Biochemistry > Protein > Immunodetection
Author: Hui Zhu
Hui ZhuAffiliation: Department of Genetics, Stanford University, Stanford, USA
For correspondence: huizhu@stanford.edu
Bio-protocol author page: a32
Vol 2, Iss 3, 2/5/2012, 7178 views, 0 Q&A, How to cite
DOI: https://doi.org/10.21769/BioProtoc.72

[Abstract] Immunoprecipitation (IP) is a method to pull down a protein out of solution using an antibody that specifically binds to that particular protein. Immunoprecipitation is a powerful technique to isolate and concentrate a particular protein from a sample containing many thousands of different proteins, to test protein-protein interactions, and to pull multiple members of a complex out of solution by latching onto one member with an antibody. This protocol describes a general immunoprecipitation strategy using cell cultures as starting material.

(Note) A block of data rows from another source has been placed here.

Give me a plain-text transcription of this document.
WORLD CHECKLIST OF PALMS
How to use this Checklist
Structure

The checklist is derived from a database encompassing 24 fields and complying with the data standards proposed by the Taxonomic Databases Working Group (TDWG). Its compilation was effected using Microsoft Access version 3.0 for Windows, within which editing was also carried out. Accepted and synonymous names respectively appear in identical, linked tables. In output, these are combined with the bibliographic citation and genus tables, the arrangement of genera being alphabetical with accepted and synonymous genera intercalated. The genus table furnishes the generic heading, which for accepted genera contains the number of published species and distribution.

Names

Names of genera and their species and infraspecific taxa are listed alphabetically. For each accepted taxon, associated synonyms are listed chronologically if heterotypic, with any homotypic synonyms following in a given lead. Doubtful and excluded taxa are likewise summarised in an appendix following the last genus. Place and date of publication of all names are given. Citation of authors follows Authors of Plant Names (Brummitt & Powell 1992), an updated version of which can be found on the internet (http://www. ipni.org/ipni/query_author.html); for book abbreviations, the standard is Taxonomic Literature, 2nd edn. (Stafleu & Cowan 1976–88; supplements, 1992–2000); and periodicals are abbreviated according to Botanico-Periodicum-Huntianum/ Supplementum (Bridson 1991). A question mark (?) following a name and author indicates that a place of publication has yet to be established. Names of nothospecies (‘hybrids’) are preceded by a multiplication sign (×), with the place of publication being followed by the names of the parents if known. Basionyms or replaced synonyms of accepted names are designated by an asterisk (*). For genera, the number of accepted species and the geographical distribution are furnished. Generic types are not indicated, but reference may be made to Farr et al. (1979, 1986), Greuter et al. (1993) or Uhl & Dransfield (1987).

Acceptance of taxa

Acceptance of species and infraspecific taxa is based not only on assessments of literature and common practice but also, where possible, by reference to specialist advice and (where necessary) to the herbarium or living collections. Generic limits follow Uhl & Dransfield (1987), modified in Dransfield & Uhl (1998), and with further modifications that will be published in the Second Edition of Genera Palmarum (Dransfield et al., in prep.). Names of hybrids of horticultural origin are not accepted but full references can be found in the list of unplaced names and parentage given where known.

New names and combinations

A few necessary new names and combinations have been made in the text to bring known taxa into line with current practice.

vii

Keywords: Immunofluorscence, Cells, Localization, Fluorescence microscope

Materials and Reagents

  1. HeLa S3 and HeLa cells were cultured in Dulbecco’s modified Eagles Medium containing 10% fetal bovine serum (Invitrogen) and antibiotics
  2. Protein A beads (Bio-Rad Laboratories); Protein G beads (Santa Cruz Biotechnology)
    Note: For rabbit polyclonal antibodies and mouse monoclonal antibodies IgG2a, IgG2b, IgG3, we usually couple antibodies to protein A beads; For mouse monoclonal antibodies IgG1, rat monoclonal antibodies, and mouse, rat, goat, and donkey polyclonal antibodies, we usually couple antibodies to protein G beads.
  3. Bifunctional cross-linker dimethyl pimelimidate (DMP) (MW: 259.177) (Sigma-Aldrich, catalog number: D8388)
  4. Phosphate buffered saline (PBS)
  5. Tween 20
  6. Triton X-100
  7. Sodium borate (pH 9.0)
  8. Hepes
  9. KCl
  10. NaN3
  11. NP-40
  12. Glycerol
  13. EGTA
  14. MgCl2
  15. DTT
  16. Microcystin
  17. Leupeptin
  18. Pepstatin
  19. Chymostatin
  20. β-mercaptoethanol
  21. Bromophenol blue
  22. PBST buffer (see Recipes)
  23. Lysis buffer (see Recipes)
  24. 1x SDS protein gel sample loading buffer (see Recipes)

Equipment

  1. Hematology/chemistry mixer (Fisher Scientific)
  2. Centrifuge (Eppendorf 5415D centrifuge)
  3. Incubator

Procedure

  1. Coupling antibody to Protein A beads
    1. Wash 30 μl beads with 20 fold volume (20 vol) PBS or PBST twice.
      Notes:
      1. For washing beads, we usually add buffer to the beads, mix in the tube several times, spin down the beads, and remove the supernatant.
      2. Spin down the beads at 4,000 rpm, 30 sec.
      3. We usually couple 1 μg antibody with 3 μl beads. If beads are stored in 1: 1 storing buffer, thus take 6 μl of the suspension of beads and buffer.
    2. Dilute 10 μg antibody in 100 μl PBS.
    3. Add diluted antibody to beads, rotate on the Hematology/chemistry mixer equipment for 1 h at room temperature (RT).
    4. Spin down beads, wash and resuspend in 20 vol 0.2 M sodium borate (pH 9.0).
    5. Add 20 mM DMP to crosslink the antibody to the beads.
      Note: We usually take dry DMP powder directly (DMP powder is stored at 4 °C) and add 5.2 mg DMP per 1 ml total sodium borate suspension.
    6. Incubate DMP in the sodium borate for 30 min, rotate, RT.
    7. Spin down the bead and wash once with 20 vol 1 M Tris-HCl (pH 7.7).
    8. Spin down the bead and resuspend in 20 vol 1 M Tris-HCl (pH 7.7). Incubate for 2 h, rotate, RT, to quench the activity of DMP.
    9. Spin down beads and wash with PBS twice.
    10. Spin down the beads and store antibody coupled beads in 60 μl PBS (33% beads), add 0.05% NaN3. Store the beads at 4 °C for a couple of months.

  2. Lysis of cells
    1. Lyse the cells in 7 vol lysis buffer.
    2. Put the lysis solution on ice for 30 min to 1 h.
    3. Centrifuge the lysis solution at 13,000 rpm for 10 min, 4 °C.
    4. Transfer supernatants. The supernatants can be stores at -80 °C for future use.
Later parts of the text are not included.